Senior Systems Software Engineer – Accelerator-Integrated I/O
Samsung Cambridge Solution Centre
Posted 2 days ago
About this role
Senior Systems Software Engineer – Accelerator-Integrated I/O
Department: Memory Business
Employment Type: Permanent - Full Time
Location: Copenhagen, Denmark
Description
About the RoleWe are looking for a Senior Systems Software Engineer to build accelerator-integrated I/O and data movement systems on Linux.
In this role, you will work on real, performance-critical systems that integrate accelerators into storage and memory data paths, including GPU- and accelerator-initiated I/O, peer-to-peer DMA, and multipath I/O architectures. The focus is on system-level design and implementation, spanning kernel interfaces, user-space drivers, and device-accessible execution paths.
This is a hands-on engineering role. You will design, implement, measure, and upstream working code that runs on real hardware. The work emphasizes Linux systems software, open ecosystems, and upstream collaboration.
Company Description
Samsung Semiconductor Denmark Research (SSDR) is part of Samsung’s Memory Division, the global leader in NAND flash and DRAM technologies. SSDR is a founding member of Samsung’s Global Open EcoSystem Team (GOST), a global initiative focused on open-source development, standards, and ecosystem collaboration.
Our mission is to advance memory and storage innovation by shaping the system software and platforms that enable next-generation hardware. We work to ensure that emerging system requirements, from accelerators to fabrics, are reflected in future software stacks and silicon.
Our team specializes in systems software and open-source development, contributing to Linux subsystems, user-space I/O frameworks, and industry standards such as NVMe and SNIA. We collaborate closely with hyperscalers, research institutions, and industry partners to bring new architectures into practice.
What You Will Work On
Depending on background and interests, you will work across several of the following areas:Accelerator-Integrated I/O and Data Paths
- Accelerator-initiated and accelerator-assisted I/O
- Peer-to-peer DMA between accelerators, storage, and network devices
- Queue-based I/O models and command submission from non-CPU initiators
- Control-plane vs data-path separation in heterogeneous systems
- User-space NVMe drivers and frameworks such as SPDK
- Cooperative and multipath I/O using ublk, io_uring, and related mechanisms
- NVMe command construction, queue provisioning, and polling-based execution
- Abstractions for routing I/O across kernel, user space, and device-resident drivers (for example via frameworks such as xNVMe)
- DMA reachability, IOMMU, ATS, and address translation
- Accelerator-accessible memory and zero-copy data movement
- PCIe topology, peer routing, and resource partitioning (including SR-IOV)
- NVMe over PCIe and over fabrics
- High-performance Ethernet and RDMA (RoCE, InfiniBand)

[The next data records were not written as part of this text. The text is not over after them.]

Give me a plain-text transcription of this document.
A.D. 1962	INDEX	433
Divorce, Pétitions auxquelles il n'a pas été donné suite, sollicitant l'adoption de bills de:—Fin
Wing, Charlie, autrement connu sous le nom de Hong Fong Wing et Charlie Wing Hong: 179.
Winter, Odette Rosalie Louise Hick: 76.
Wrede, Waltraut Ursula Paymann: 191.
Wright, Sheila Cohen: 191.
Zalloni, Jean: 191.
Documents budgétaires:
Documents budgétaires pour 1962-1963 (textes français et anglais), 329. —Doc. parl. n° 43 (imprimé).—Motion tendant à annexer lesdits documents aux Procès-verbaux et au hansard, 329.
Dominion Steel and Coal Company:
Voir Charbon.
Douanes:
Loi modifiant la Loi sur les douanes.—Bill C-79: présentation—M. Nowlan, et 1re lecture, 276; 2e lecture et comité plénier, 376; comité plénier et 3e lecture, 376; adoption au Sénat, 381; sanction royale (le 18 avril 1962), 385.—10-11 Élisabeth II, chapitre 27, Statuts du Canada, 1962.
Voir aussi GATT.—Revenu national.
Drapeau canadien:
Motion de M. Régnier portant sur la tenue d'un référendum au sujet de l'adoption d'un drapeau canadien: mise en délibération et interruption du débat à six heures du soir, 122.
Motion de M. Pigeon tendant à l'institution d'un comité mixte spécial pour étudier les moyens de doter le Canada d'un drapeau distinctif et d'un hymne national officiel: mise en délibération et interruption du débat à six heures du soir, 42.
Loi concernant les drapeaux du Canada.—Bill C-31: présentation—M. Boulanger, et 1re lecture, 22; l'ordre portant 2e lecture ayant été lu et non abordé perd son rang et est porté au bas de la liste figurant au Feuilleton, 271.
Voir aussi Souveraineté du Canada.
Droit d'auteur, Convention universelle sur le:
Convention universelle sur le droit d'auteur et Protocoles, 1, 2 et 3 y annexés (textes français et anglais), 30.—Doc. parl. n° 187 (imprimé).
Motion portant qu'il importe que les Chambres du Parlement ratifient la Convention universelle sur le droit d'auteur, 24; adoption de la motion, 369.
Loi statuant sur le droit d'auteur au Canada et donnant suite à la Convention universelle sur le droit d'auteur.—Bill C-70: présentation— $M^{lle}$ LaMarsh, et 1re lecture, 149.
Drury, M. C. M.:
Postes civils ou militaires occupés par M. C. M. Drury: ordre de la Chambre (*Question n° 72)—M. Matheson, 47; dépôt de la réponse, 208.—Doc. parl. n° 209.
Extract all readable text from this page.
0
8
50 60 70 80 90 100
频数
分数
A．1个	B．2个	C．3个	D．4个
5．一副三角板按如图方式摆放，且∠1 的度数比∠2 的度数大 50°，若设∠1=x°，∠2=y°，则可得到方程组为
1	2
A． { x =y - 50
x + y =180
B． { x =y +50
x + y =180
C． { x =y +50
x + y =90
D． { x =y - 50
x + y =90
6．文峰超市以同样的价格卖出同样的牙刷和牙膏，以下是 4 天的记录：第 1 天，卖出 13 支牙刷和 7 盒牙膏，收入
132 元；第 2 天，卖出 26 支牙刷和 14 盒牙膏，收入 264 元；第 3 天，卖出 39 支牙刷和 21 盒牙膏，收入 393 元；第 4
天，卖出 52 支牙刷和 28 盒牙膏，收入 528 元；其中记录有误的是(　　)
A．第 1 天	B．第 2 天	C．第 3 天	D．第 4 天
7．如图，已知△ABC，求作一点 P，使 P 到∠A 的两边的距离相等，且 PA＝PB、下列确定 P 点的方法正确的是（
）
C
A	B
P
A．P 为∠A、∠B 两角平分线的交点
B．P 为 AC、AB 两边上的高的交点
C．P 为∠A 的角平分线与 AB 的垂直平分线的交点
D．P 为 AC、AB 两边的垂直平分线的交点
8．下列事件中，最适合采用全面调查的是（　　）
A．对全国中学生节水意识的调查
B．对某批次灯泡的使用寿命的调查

- Interaction between storage, networking, and accelerator data paths
- End-to-end data movement across storage, memory, and network tiers
- Preserving Linux file-system semantics and OS-managed storage guarantees
- Integrating accelerators without custom on-disk formats or closed stacks
- Upstream contributions to open-source projects
- Technical collaboration with platform vendors and standards bodies
Key Responsibilities & Qualifications
Responsibilities- Design and implement system software that integrates accelerators into storage, memory, and network I/O paths
- Prototype and evaluate new mechanisms on real hardware
- Contribute code upstream to Linux and related open-source projects
- Analyze and optimize performance across CPU, accelerator, memory, storage, and network
- Collaborate with internal teams and external ecosystem partners
- Communicate designs and results clearly through code, documentation, and technical discussion
We do not expect candidates to match everything below. Strong candidates typically have depth in one or two of these areas and curiosity about the rest.
Required Experience
- Strong background in Linux systems programming, either in the kernel or in performance-critical user space
- Experience with low-level I/O, data movement, or resource management
- Ability to reason across hardware and software boundaries
- Storage and I/O stacks, including NVMe, block devices, or user-space drivers such as SPDK
- Networking and data-plane technologies, including Ethernet and RDMA
- DMA, PCIe, memory management, and queue-based device interfaces
- Performance analysis, benchmarking, and systems-level debugging
Helpful but Not Required
- Experience with accelerator runtimes or device-accessible execution models
- Familiarity with frameworks that expose NVMe at the command level (for example SPDK or xNVMe)
- Open-source development and upstream collaboration
- Exposure to industry standards or ecosystem work (NVMe, SNIA, PCIe, etc.)
What This Role Is Not
- This role is not focused on firmware-only, RTOS-only, or deeply embedded development
- This role is not primarily about application-level programming or high-level frameworks
How We Work
- Upstream-first development
- Open collaboration with maintainers, vendors, and ecosystem partners
- Real hardware, real measurements, and evidence-based decisions
- Clear separation of control-plane and data-path responsibilities
Culture
We are a group of builders who care deeply about systems. We value depth, curiosity, and technical ownership. You will have autonomy to explore ideas, but also responsibility to make them real and measurable. We work with trust, openness, and a shared sense of purpose.